Hamburg (APA/AFP) - Der deutsche Unternehmer Stefan Dürr, nach eigenen Angaben größter Milchproduzent Russlands, hat dem russischen Präsiden...

Hamburg (APA/AFP) - Der deutsche Unternehmer Stefan Dürr, nach eigenen Angaben größter Milchproduzent Russlands, hat dem russischen Präsidenten Wladimir Putin im persönlichen Gespräch zu Sanktionen gegen den Westen geraten. Die Gegenmaßnahmen würden „dem Westen vor Augen führen, wie stark man in vielen Bereichen voneinander abhängig ist“, sagte Dürr der „Zeit“ laut Vorabmeldung vom Mittwoch.

Putin schlage mit den Sanktionen zwei Fliegen mit einer Klappe: Er antworte auf die Strafmaßnahmen des Westens - „was, glaube ich, die Voraussetzung dafür ist, dass sich beide Parteien irgendwann wieder an einen Tisch setzen“ - und er gebe der russischen Landwirtschaft die Chance, sich in einer geschützten Übergangszeit zu entwickeln.

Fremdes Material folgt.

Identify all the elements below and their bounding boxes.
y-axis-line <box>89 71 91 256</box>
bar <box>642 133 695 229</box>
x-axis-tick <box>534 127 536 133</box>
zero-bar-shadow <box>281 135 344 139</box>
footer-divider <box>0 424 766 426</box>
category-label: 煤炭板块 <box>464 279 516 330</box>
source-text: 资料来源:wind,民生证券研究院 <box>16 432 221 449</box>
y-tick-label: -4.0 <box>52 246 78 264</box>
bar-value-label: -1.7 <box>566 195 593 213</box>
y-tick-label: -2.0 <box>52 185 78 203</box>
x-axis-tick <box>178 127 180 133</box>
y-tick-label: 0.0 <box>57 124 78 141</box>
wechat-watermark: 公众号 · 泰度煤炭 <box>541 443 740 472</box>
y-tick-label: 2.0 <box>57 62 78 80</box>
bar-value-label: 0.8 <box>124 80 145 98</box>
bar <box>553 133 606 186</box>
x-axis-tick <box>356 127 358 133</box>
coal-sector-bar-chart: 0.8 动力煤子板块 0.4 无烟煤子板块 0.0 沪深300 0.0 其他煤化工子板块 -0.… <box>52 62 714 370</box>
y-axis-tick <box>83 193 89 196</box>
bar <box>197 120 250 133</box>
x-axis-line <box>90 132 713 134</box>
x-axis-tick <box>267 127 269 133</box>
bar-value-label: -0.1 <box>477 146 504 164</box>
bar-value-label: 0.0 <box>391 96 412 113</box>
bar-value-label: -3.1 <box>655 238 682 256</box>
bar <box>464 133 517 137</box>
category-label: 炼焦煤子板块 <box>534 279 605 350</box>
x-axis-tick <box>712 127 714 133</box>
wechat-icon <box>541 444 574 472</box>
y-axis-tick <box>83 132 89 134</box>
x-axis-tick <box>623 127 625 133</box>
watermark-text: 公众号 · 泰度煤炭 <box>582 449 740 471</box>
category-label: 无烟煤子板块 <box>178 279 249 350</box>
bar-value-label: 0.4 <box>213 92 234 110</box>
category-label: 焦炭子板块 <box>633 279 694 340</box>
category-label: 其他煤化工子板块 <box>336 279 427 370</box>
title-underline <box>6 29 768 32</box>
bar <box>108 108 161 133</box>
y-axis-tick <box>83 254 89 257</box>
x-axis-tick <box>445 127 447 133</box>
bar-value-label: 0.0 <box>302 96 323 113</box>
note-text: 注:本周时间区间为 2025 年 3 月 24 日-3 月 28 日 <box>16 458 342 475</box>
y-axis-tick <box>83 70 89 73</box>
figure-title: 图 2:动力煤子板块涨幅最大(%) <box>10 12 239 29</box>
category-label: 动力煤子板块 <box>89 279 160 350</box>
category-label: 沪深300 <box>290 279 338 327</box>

Dürr stammt aus dem Odenwald; Putin verlieh ihm laut „Zeit“ Anfang des Jahres die russische Staatsbürgerschaft. Der Milchproduzent gibt dem Westen die Hauptschuld am Konflikt mit Russland, weil er „immer wieder Öl ins Feuer gießt“. Putin sei nicht „der harte Macher, als der er im Westen immer dargestellt wird“, sagte Dürr weiter. Er sei aber auch „der Letzte, der im aktuellen Konflikt klein beigeben würde“.

Dürrs Ekoniva-Gruppe verfügt nach eigenen Angaben über 200.000 Hektar Land in Russland, hat einen Bestand von 49.300 Rindern, davon 20.500 Milchkühe, und erzeugt jährlich 120 Millionen Liter Milch. Dürr ist seit Ende der 80er Jahre in Russland aktiv.